Extensive details of how senior staff at National Irish Bank colluded to facilitate tax evasion and engaged in systemic overcharging of customers will be outlined today in a major report on the Australian-owned institution's banking practices.
The report, by inspectors appointed by the High Court, follows the biggest-ever investigation into an Irish company, on foot of allegations that NIB executives overcharged customers and facilitated tax evasion through the sale of unauthorised offshore investments.
Former Fianna Fáil TD Ms Beverley Flynn, who worked as a financial adviser at NIB and who sold some of these policies, is known to have been the subject of adverse findings in an interim report from the inspectors.

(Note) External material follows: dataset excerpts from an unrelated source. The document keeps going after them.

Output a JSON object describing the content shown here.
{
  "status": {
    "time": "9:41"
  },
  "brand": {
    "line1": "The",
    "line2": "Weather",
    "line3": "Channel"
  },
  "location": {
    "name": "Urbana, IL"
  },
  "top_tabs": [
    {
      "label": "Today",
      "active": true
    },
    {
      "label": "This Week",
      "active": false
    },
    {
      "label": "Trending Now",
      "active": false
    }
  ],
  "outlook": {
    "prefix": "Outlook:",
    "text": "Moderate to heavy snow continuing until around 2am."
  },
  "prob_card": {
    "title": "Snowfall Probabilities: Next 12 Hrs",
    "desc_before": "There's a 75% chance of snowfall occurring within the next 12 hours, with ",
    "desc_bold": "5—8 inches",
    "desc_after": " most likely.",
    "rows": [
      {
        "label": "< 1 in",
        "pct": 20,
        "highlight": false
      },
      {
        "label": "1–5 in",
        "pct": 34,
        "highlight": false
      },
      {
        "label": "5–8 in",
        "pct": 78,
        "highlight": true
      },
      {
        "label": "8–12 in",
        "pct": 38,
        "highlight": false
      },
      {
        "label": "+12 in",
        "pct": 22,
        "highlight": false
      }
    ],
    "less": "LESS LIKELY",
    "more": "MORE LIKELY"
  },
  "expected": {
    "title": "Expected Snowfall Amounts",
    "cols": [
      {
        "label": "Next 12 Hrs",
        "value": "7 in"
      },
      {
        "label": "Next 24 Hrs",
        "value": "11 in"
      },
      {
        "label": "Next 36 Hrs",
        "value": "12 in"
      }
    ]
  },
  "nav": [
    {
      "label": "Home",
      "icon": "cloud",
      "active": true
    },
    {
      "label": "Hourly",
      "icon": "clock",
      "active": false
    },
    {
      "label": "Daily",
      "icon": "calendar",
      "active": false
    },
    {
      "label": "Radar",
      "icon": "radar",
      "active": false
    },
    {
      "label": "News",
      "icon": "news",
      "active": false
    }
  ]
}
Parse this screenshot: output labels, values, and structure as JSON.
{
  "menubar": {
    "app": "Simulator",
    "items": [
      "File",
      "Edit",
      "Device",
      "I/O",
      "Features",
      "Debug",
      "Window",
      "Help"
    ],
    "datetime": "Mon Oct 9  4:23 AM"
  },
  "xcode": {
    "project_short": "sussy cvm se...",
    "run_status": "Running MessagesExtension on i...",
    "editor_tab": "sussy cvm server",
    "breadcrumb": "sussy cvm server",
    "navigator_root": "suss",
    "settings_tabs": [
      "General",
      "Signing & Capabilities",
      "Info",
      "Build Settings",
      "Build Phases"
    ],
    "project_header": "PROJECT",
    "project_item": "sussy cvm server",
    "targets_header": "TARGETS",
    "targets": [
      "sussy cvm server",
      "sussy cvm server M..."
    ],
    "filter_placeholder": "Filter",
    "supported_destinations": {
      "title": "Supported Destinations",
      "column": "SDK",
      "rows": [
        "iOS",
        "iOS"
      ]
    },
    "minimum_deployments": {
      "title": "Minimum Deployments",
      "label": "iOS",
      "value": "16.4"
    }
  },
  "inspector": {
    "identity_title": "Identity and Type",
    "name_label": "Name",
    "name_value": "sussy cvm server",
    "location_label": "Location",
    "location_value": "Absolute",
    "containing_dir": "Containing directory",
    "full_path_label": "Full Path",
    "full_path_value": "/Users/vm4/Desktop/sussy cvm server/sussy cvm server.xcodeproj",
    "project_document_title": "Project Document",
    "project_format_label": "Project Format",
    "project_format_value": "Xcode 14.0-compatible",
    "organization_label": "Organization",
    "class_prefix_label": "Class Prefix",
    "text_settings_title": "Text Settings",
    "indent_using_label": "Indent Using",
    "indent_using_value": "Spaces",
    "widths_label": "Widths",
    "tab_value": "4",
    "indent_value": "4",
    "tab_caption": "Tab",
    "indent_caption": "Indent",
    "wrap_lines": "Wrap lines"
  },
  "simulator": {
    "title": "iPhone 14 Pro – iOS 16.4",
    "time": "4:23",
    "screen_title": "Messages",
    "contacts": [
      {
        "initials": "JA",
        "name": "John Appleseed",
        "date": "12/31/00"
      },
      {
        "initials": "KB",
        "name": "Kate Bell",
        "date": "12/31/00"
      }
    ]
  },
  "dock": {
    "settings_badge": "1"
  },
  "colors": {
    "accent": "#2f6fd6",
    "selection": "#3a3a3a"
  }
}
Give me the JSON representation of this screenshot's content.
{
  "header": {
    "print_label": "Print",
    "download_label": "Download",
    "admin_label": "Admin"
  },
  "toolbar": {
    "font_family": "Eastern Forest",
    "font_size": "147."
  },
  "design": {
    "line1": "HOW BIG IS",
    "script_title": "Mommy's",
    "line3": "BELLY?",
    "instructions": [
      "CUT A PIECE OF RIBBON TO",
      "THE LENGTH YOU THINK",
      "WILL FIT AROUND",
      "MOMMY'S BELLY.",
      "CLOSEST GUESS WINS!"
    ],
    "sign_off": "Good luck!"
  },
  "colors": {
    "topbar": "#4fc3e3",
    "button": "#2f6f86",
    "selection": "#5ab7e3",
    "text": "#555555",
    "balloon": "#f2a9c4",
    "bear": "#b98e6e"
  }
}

The High Court was told last week that a former chief executive, Mr Barry Seymour, and a former head of finance, Mr Patrick Byrne, are the subjects of adverse findings in the final report.
Other former senior figures are also expected to feature. The investigation, which began in March 1998, has weighed heavily on the bank during that period.
The controversy is estimated to have cost it €64 million.
In a letter to the court, the bank's chief operating officer said a fees and interest refund programme to customers had cost €1.9 million to date and that it had been estimated that a further €10.6 million had yet to be paid.
The bank had incurred legal and bank costs arising from the inspectors' investigation that totalled €28.7 million. A further €6.7 million had been paid for a Revenue audit.
An offshore investors' settlement programme was likely to cost €10.8 million before it was completed.
NIB is believed to have had a dedicated team of 40 employees working full time with the inspectors. They are said to have devoted 104 man years to dealing with the investigation. The High Court inspectors have been supplied with more than two million pages of documentation by the bank.
The bank has said it has examined every practice and process and reworked its way through all its systems and processes in order to ensure it is totally compliant.
The report will create greater uncertainty for the bank's 700 staff and will only serve to heighten speculation that its parent, National Australia Bank, will sell it. Some investors are expecting NAB to issue a statement declaring its intentions regarding the bank next month.
The six-year investigation into overcharging has weighed on NAB's share price in Australia, adding to the bank's woes. It has also recently issued a profits warning and its chief executive, Mr John Stewart, has been given the task of turning the accident-prone financial institution around.
This week, senior NIB executives told staff that these practices were in the the past, that the bank's systems had been substantially overhauled since, and that people who carried out this type of activity no longer worked there.